Mais ce désir - cette obsession douce et sévère à la fois, délicieuse et exaspérante, sur laquelle l'ego se heurte (comment ça, ce n'est pas moi qui décide ?) alors que le corps dit si simplement OUI - et cette joie enfantine, ce sourire aux lèvres qui ne naît pas que du plaisir partagé mais aussi d'une émotion adolescente, maladroite et exquise à la fois, si vivante - j'avais oublié, et ça me ravit. Et si ça devait s'arrêter demain ? Ce qui est fort possible, et même, probable ?  

"Si je me suis trompé, en disant : Je t'aime, je préfère avoir dit : je t'aime. On ne me fera pas envier celui qui a eu raison sans aimer." - écrit Léotard.
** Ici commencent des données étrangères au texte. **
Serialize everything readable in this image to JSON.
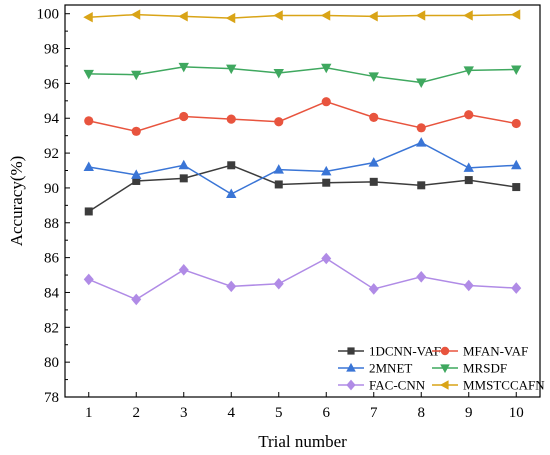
{
  "chart_data": {
    "type": "line",
    "xlabel": "Trial number",
    "ylabel": "Accuracy(%)",
    "x": [
      1,
      2,
      3,
      4,
      5,
      6,
      7,
      8,
      9,
      10
    ],
    "xlim": [
      0.5,
      10.5
    ],
    "ylim": [
      78,
      100.5
    ],
    "yticks": [
      78,
      80,
      82,
      84,
      86,
      88,
      90,
      92,
      94,
      96,
      98,
      100
    ],
    "xticks": [
      1,
      2,
      3,
      4,
      5,
      6,
      7,
      8,
      9,
      10
    ],
    "grid": false,
    "legend_position": "bottom-right",
    "series": [
      {
        "name": "1DCNN-VAF",
        "color": "#3c3c3c",
        "marker": "square",
        "values": [
          88.65,
          90.4,
          90.55,
          91.3,
          90.2,
          90.3,
          90.35,
          90.15,
          90.45,
          90.05
        ]
      },
      {
        "name": "MFAN-VAF",
        "color": "#e8543e",
        "marker": "circle",
        "values": [
          93.85,
          93.25,
          94.1,
          93.95,
          93.8,
          94.95,
          94.05,
          93.45,
          94.2,
          93.7
        ]
      },
      {
        "name": "2MNET",
        "color": "#3a75d6",
        "marker": "triangle-up",
        "values": [
          91.2,
          90.75,
          91.3,
          89.65,
          91.05,
          90.95,
          91.45,
          92.6,
          91.15,
          91.3
        ]
      },
      {
        "name": "MRSDF",
        "color": "#3fa85f",
        "marker": "triangle-down",
        "values": [
          96.55,
          96.5,
          96.95,
          96.85,
          96.6,
          96.9,
          96.4,
          96.05,
          96.75,
          96.8
        ]
      },
      {
        "name": "FAC-CNN",
        "color": "#b08be6",
        "marker": "diamond",
        "values": [
          84.75,
          83.6,
          85.3,
          84.35,
          84.5,
          85.95,
          84.2,
          84.9,
          84.4,
          84.25
        ]
      },
      {
        "name": "MMSTCCAFN",
        "color": "#d9a417",
        "marker": "triangle-left",
        "values": [
          99.8,
          99.95,
          99.85,
          99.75,
          99.9,
          99.9,
          99.85,
          99.9,
          99.9,
          99.95
        ]
      }
    ]
  }
}
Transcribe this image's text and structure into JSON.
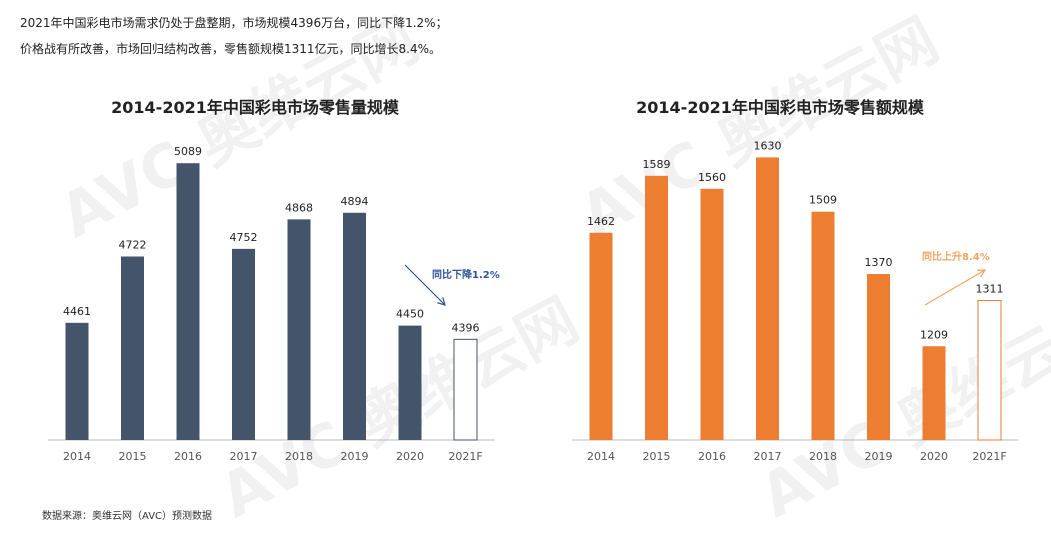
{
  "intro": [
    "2021年中国彩电市场需求仍处于盘整期，市场规模4396万台，同比下降1.2%；",
    "价格战有所改善，市场回归结构改善，零售额规模1311亿元，同比增长8.4%。"
  ],
  "source": "数据来源：奥维云网（AVC）预测数据",
  "watermark": "AVC 奥维云网 ALL VIEW CLOUD",
  "chart_data": [
    {
      "type": "bar",
      "title": "2014-2021年中国彩电市场零售量规模",
      "categories": [
        "2014",
        "2015",
        "2016",
        "2017",
        "2018",
        "2019",
        "2020",
        "2021F"
      ],
      "values": [
        4461,
        4722,
        5089,
        4752,
        4868,
        4894,
        4450,
        4396
      ],
      "ylim": [
        4000,
        5200
      ],
      "color": "#44546a",
      "forecast_style": "outline",
      "annotation": {
        "text": "同比下降1.2%",
        "color": "#2f5597"
      }
    },
    {
      "type": "bar",
      "title": "2014-2021年中国彩电市场零售额规模",
      "categories": [
        "2014",
        "2015",
        "2016",
        "2017",
        "2018",
        "2019",
        "2020",
        "2021F"
      ],
      "values": [
        1462,
        1589,
        1560,
        1630,
        1509,
        1370,
        1209,
        1311
      ],
      "ylim": [
        1000,
        1680
      ],
      "color": "#ed7d31",
      "forecast_style": "outline",
      "annotation": {
        "text": "同比上升8.4%",
        "color": "#f4a460"
      }
    }
  ]
}
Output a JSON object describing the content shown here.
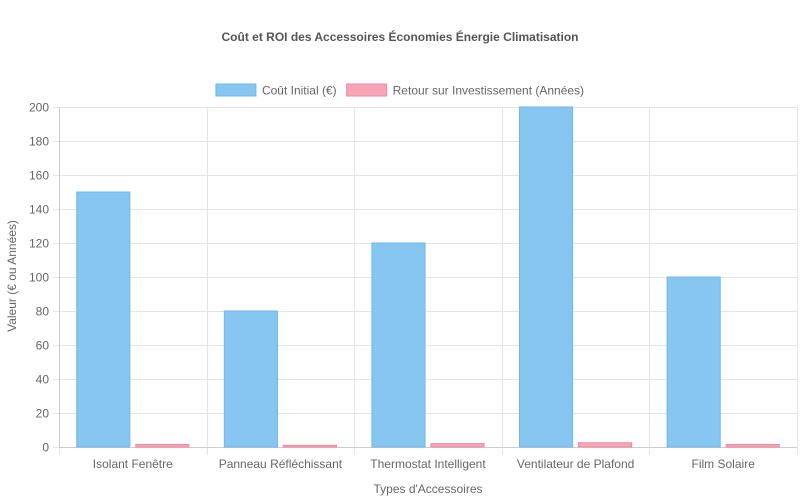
{
  "chart_data": {
    "type": "bar",
    "title": "Coût et ROI des Accessoires Économies Énergie Climatisation",
    "xlabel": "Types d'Accessoires",
    "ylabel": "Valeur (€ ou Années)",
    "categories": [
      "Isolant Fenêtre",
      "Panneau Réfléchissant",
      "Thermostat Intelligent",
      "Ventilateur de Plafond",
      "Film Solaire"
    ],
    "series": [
      {
        "name": "Coût Initial (€)",
        "values": [
          150,
          80,
          120,
          200,
          100
        ],
        "color": "#87c6f0",
        "border": "#72b8e8"
      },
      {
        "name": "Retour sur Investissement (Années)",
        "values": [
          1.5,
          1,
          2,
          2.5,
          1.5
        ],
        "color": "#f6a4b6",
        "border": "#ee8aa2"
      }
    ],
    "ylim": [
      0,
      200
    ],
    "yticks": [
      0,
      20,
      40,
      60,
      80,
      100,
      120,
      140,
      160,
      180,
      200
    ],
    "grid": true,
    "legend_position": "top"
  }
}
C'est vrai aussi même lorsque ce n'est pas dit, d'ailleurs.

Ariane

Cette patiente que je suis depuis des années peut devenir quasi mutique, voire catatonique, dans les périodes où elle va le plus mal. Mais même au plus fort de ses dépressions, elle a toujours gardé une extraordinaire capacité à rêver ; des rêves infiniment parlants, dont la description, sans associations, constituait la seule parole accessible pour elle. Charge à moi ensuite de transformer l'essai, de lui prêter mon appareil psychique pour que nous puissions nous rencontrer là. 

 Elle va beaucoup mieux ; mais cette semaine elle est à nouveau venue avec un rêve - celui d'un labyrinthe en noir et blanc, très sombre, entouré de murs aveugles - et sans issue aucune ; et à nouveau, sa description était si vivante que je pouvais voir ce qu'elle voyait, errer avec elle dans cette pénombre. Et désormais, elle est en capacité de suivre son propre fil d'Ariane, et elle a amené aussitôt cet insight : j'ai pris conscience que je n'avais jamais été consolée - déroulant ensuite souvenirs d'enfance et chagrins d'adulte. Ce qui m'a fait associer sur cet enseignement reçu en formation : une dépression qui dure toute une vie, c'est un chagrin qui n'a jamais été consolé...

Quoi qu'il en soit, cette mise en mots l'a réanimée, au plus joli sens du terme. Quant à savoir si le chagrin est le Minotaure qui la poursuit, ou le labyrinthe lui-même, c'est une autre histoire...

19 février 2022

Aller voir la mer

 

Respirer loin de Paris. Savourer des amitiés qui durent respectivement depuis mes 13, 17 et 20 ans. Goûter les meilleures huîtres que j'ai jamais mangées. Boire un café au soleil en terrasse entre deux tempêtes. Échanger sur l'art de voir le verre à moitié plein (de champagne, si possible). Que demander de plus ?

16 février 2022

Hugo

"Il n'y a rien de plus réellement artistique que d'aimer les gens." (Vincent Van Gogh). C'est beau comme une fausse citation internet, mais je crois qu'elle est authentique. C'est ce qui nous relie aussi, cet ami et moi - la poésie au sens large du terme, et la capacité à se laisser toucher par l'autre, amicalement, amoureusement, humainement... une de ces amitiés où la discussion peut reprendre plus d'un an après comme si nous nous étions vu la veille, avec la même confiance et la même gaieté, où l'amour sous toutes ses formes est au centre - qu'il s'agisse de celui de nos métiers, de la littérature ou de l'autre, parce que, de quoi parler d'autre sinon ? Deux sales gosses hypersensibles et rieurs.... et puis avec qui d'autre évoquer Tilda Swinton errant dans les rues de Tanger dans Only lovers left alive - à six heures du matin dans une cuisine ? 

14 février 2022

Rose rouge et fleur bleue

Bonnes fêtes à tous les cœurs solitaires. On n’a pas Valentin, ni Valentine. On fait ce qu’on peut. C’est une grâce de savoir se lier aux autres. Ça ne vient pas que du hasard. Pas que d’un projet. C’est vraiment une grâce. La solitude c’est beau aussi, même si c’est vertigineux. Je vous aime, vous les cœurs remplis de tant d’hélium que la ficelle n’a pu tenir. It means : lonely hearts, I love you.

Ça, c'est ce qu'écrit la gracieuse Sophie Fontanel à la date de ce jour. Je la rejoins. Mais ce soir, je me suis laissée émouvoir par une rose que je n'attendais pas.